Hours before the start of the March, we began to see women (and men!) on the streets wearing pink hats, carrying signs, excited — almost giddy — for the day’s events. I myself was nervous. My friends had cautioned that the protests might get violent, and I feared they could be right.
Thankfully, the opposite was true: it turned out to be the kindest, warmest group of bad*ss protesters ever. From a woman in a wheelchair with a sign that said, “HEAR US ROAR,” to the daughters/mothers/grandmothers marching together, I’ve never felt more inspired. And being there, I felt just so proud to be an American (born of immigrants, no less!).

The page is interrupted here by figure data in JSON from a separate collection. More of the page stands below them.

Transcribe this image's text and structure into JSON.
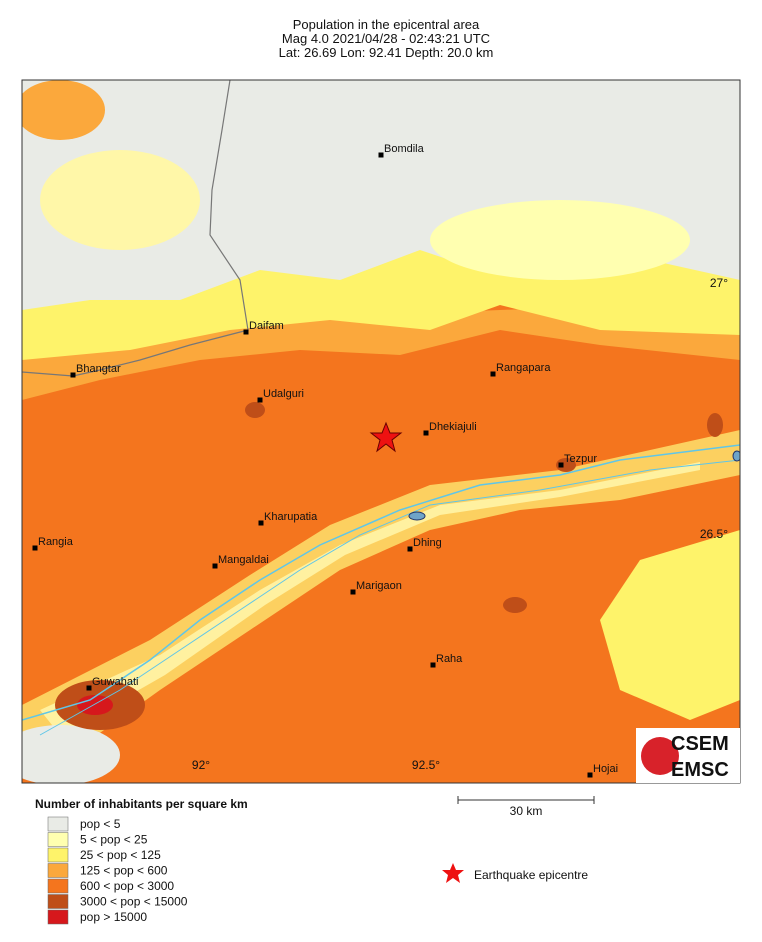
{
  "header": {
    "title": "Population in the epicentral area",
    "event": "Mag 4.0   2021/04/28 - 02:43:21 UTC",
    "location": "Lat: 26.69    Lon:  92.41     Depth:  20.0 km"
  },
  "map": {
    "places": [
      "Bomdila",
      "Daifam",
      "Bhangtar",
      "Udalguri",
      "Rangapara",
      "Dhekiajuli",
      "Tezpur",
      "Kharupatia",
      "Rangia",
      "Dhing",
      "Mangaldai",
      "Marigaon",
      "Raha",
      "Guwahati",
      "Hojai"
    ],
    "lat_labels": [
      "27°",
      "26.5°"
    ],
    "lon_labels": [
      "92°",
      "92.5°"
    ]
  },
  "legend": {
    "title": "Number of inhabitants per square km",
    "items": [
      {
        "label": "pop < 5",
        "color": "#e9ebe6"
      },
      {
        "label": "5 < pop < 25",
        "color": "#ffffb0"
      },
      {
        "label": "25 < pop < 125",
        "color": "#fef36a"
      },
      {
        "label": "125 < pop < 600",
        "color": "#fba83c"
      },
      {
        "label": "600 < pop < 3000",
        "color": "#f4751e"
      },
      {
        "label": "3000 < pop < 15000",
        "color": "#bf4e18"
      },
      {
        "label": "pop > 15000",
        "color": "#d6181c"
      }
    ]
  },
  "scale": {
    "label": "30 km"
  },
  "epicentre": {
    "label": "Earthquake epicentre"
  },
  "logo": {
    "top": "CSEM",
    "bottom": "EMSC"
  }
}
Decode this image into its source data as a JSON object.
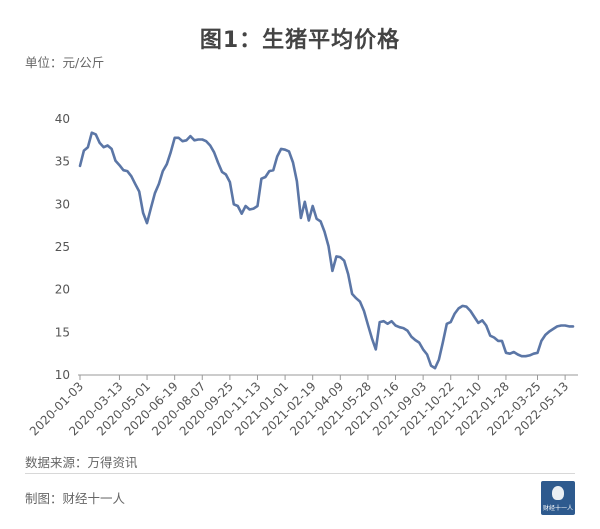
{
  "title": "图1：生猪平均价格",
  "unit": "单位：元/公斤",
  "source": "数据来源：万得资讯",
  "footer": "制图：财经十一人",
  "logo_text": "财经十一人",
  "colors": {
    "line": "#5b76a6",
    "axis": "#999999",
    "text": "#555555"
  },
  "chart_data": {
    "type": "line",
    "title": "图1：生猪平均价格",
    "ylabel": "单位：元/公斤",
    "xlabel": "",
    "ylim": [
      10,
      40
    ],
    "yticks": [
      10,
      15,
      20,
      25,
      30,
      35,
      40
    ],
    "grid": false,
    "xticks": [
      "2020-01-03",
      "2020-03-13",
      "2020-05-01",
      "2020-06-19",
      "2020-08-07",
      "2020-09-25",
      "2020-11-13",
      "2021-01-01",
      "2021-02-19",
      "2021-04-09",
      "2021-05-28",
      "2021-07-16",
      "2021-09-03",
      "2021-10-22",
      "2021-12-10",
      "2022-01-28",
      "2022-03-25",
      "2022-05-13"
    ],
    "series": [
      {
        "x": [
          "2020-01-03",
          "2020-01-10",
          "2020-01-17",
          "2020-01-24",
          "2020-01-31",
          "2020-02-07",
          "2020-02-14",
          "2020-02-21",
          "2020-02-28",
          "2020-03-06",
          "2020-03-13",
          "2020-03-20",
          "2020-03-27",
          "2020-04-03",
          "2020-04-10",
          "2020-04-17",
          "2020-04-24",
          "2020-05-01",
          "2020-05-08",
          "2020-05-15",
          "2020-05-22",
          "2020-05-29",
          "2020-06-05",
          "2020-06-12",
          "2020-06-19",
          "2020-06-26",
          "2020-07-03",
          "2020-07-10",
          "2020-07-17",
          "2020-07-24",
          "2020-07-31",
          "2020-08-07",
          "2020-08-14",
          "2020-08-21",
          "2020-08-28",
          "2020-09-04",
          "2020-09-11",
          "2020-09-18",
          "2020-09-25",
          "2020-10-02",
          "2020-10-09",
          "2020-10-16",
          "2020-10-23",
          "2020-10-30",
          "2020-11-06",
          "2020-11-13",
          "2020-11-20",
          "2020-11-27",
          "2020-12-04",
          "2020-12-11",
          "2020-12-18",
          "2020-12-25",
          "2021-01-01",
          "2021-01-08",
          "2021-01-15",
          "2021-01-22",
          "2021-01-29",
          "2021-02-05",
          "2021-02-12",
          "2021-02-19",
          "2021-02-26",
          "2021-03-05",
          "2021-03-12",
          "2021-03-19",
          "2021-03-26",
          "2021-04-02",
          "2021-04-09",
          "2021-04-16",
          "2021-04-23",
          "2021-04-30",
          "2021-05-07",
          "2021-05-14",
          "2021-05-21",
          "2021-05-28",
          "2021-06-04",
          "2021-06-11",
          "2021-06-18",
          "2021-06-25",
          "2021-07-02",
          "2021-07-09",
          "2021-07-16",
          "2021-07-23",
          "2021-07-30",
          "2021-08-06",
          "2021-08-13",
          "2021-08-20",
          "2021-08-27",
          "2021-09-03",
          "2021-09-10",
          "2021-09-17",
          "2021-09-24",
          "2021-10-01",
          "2021-10-08",
          "2021-10-15",
          "2021-10-22",
          "2021-10-29",
          "2021-11-05",
          "2021-11-12",
          "2021-11-19",
          "2021-11-26",
          "2021-12-03",
          "2021-12-10",
          "2021-12-17",
          "2021-12-24",
          "2021-12-31",
          "2022-01-07",
          "2022-01-14",
          "2022-01-21",
          "2022-01-28",
          "2022-02-04",
          "2022-02-11",
          "2022-02-18",
          "2022-02-25",
          "2022-03-04",
          "2022-03-11",
          "2022-03-18",
          "2022-03-25",
          "2022-04-01",
          "2022-04-08",
          "2022-04-15",
          "2022-04-22",
          "2022-04-29",
          "2022-05-06",
          "2022-05-13",
          "2022-05-20",
          "2022-05-27"
        ],
        "values": [
          34.5,
          36.3,
          36.7,
          38.4,
          38.2,
          37.2,
          36.7,
          36.9,
          36.5,
          35.1,
          34.6,
          34.0,
          33.9,
          33.3,
          32.4,
          31.5,
          29.0,
          27.8,
          29.6,
          31.3,
          32.4,
          33.9,
          34.7,
          36.1,
          37.8,
          37.8,
          37.4,
          37.5,
          38.0,
          37.5,
          37.6,
          37.6,
          37.4,
          36.9,
          36.1,
          34.9,
          33.8,
          33.5,
          32.6,
          30.0,
          29.8,
          28.9,
          29.8,
          29.4,
          29.5,
          29.8,
          33.0,
          33.2,
          33.9,
          34.0,
          35.6,
          36.5,
          36.4,
          36.2,
          34.9,
          32.7,
          28.4,
          30.3,
          28.1,
          29.8,
          28.3,
          28.0,
          26.8,
          25.1,
          22.2,
          23.9,
          23.8,
          23.4,
          21.8,
          19.5,
          19.0,
          18.6,
          17.5,
          15.9,
          14.3,
          13.0,
          16.2,
          16.3,
          16.0,
          16.3,
          15.8,
          15.6,
          15.5,
          15.2,
          14.5,
          14.1,
          13.8,
          13.0,
          12.4,
          11.1,
          10.8,
          11.8,
          13.8,
          16.0,
          16.2,
          17.2,
          17.8,
          18.1,
          18.0,
          17.5,
          16.8,
          16.1,
          16.4,
          15.8,
          14.6,
          14.4,
          14.0,
          14.0,
          12.6,
          12.5,
          12.7,
          12.4,
          12.2,
          12.2,
          12.3,
          12.5,
          12.6,
          14.0,
          14.7,
          15.1,
          15.4,
          15.7,
          15.8,
          15.8,
          15.7,
          15.7
        ]
      }
    ]
  }
}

My time at the March also reminded me of the differences that continue to divide our country. Returning to the hotel, I found myself in a spirited conversation with a white father-daughter pair from Montana (who were definitely not in town for the March), and an African American woman from Atlanta. The girl from Montana was curious about the March and started asking questions about it; her father seemed to think it was about abortion and related to protests on Inauguration Day. I tried to clarify that neither of these were true. The woman from Atlanta agreed, and also expressed her belief that we’ll need to collaborate across parties to make change happen. Hearing their perspectives, I was reminded of how liberal my San Francisco bubble is. The March prompted a meeting of perspectives and dialogs, like this one, which weren’t happening as much before.
I flew home exhilarated, inspired, and bonded with millions all over the world. I hope this is just the beginning of our dialog — and of more action to come.
I was surprised by the number of children I saw going to the Women’s March in San Francisco. I met a mom holding her son on BART, on the way to Civic Center Station. She told her son how proud she was of him, and that “We need to let others hear our voices.” This was her son’s first time taking BART, and definitely his first time participating in any sort of march. It really moved me to see democracy in action, education carrying over from generation to generation.
Working at Glow, I cannot help but get swept up in the stories and lives of women in our community. We educate millions of young women who are just learning to navigate their sexual health. We support women who are desperate to conceive and others who are determined not to. We assist mothers, through pregnancy, postpartum, childbirth and even the first year of their baby’s lives. In the community, we hear their stories, and their lives touch mine.
Every single one of these women now faces an uncertain and perilous future. Women’s rights, not just those related to our bodies, but those related to our general welfare, have taken a huge step back. This is happening in every corner of the world: in America, and in any place where American assistance is needed and vital.
By participating in the Women’s March on Washington, I felt that I was coming together with millions of others to say that we will not remain quiet.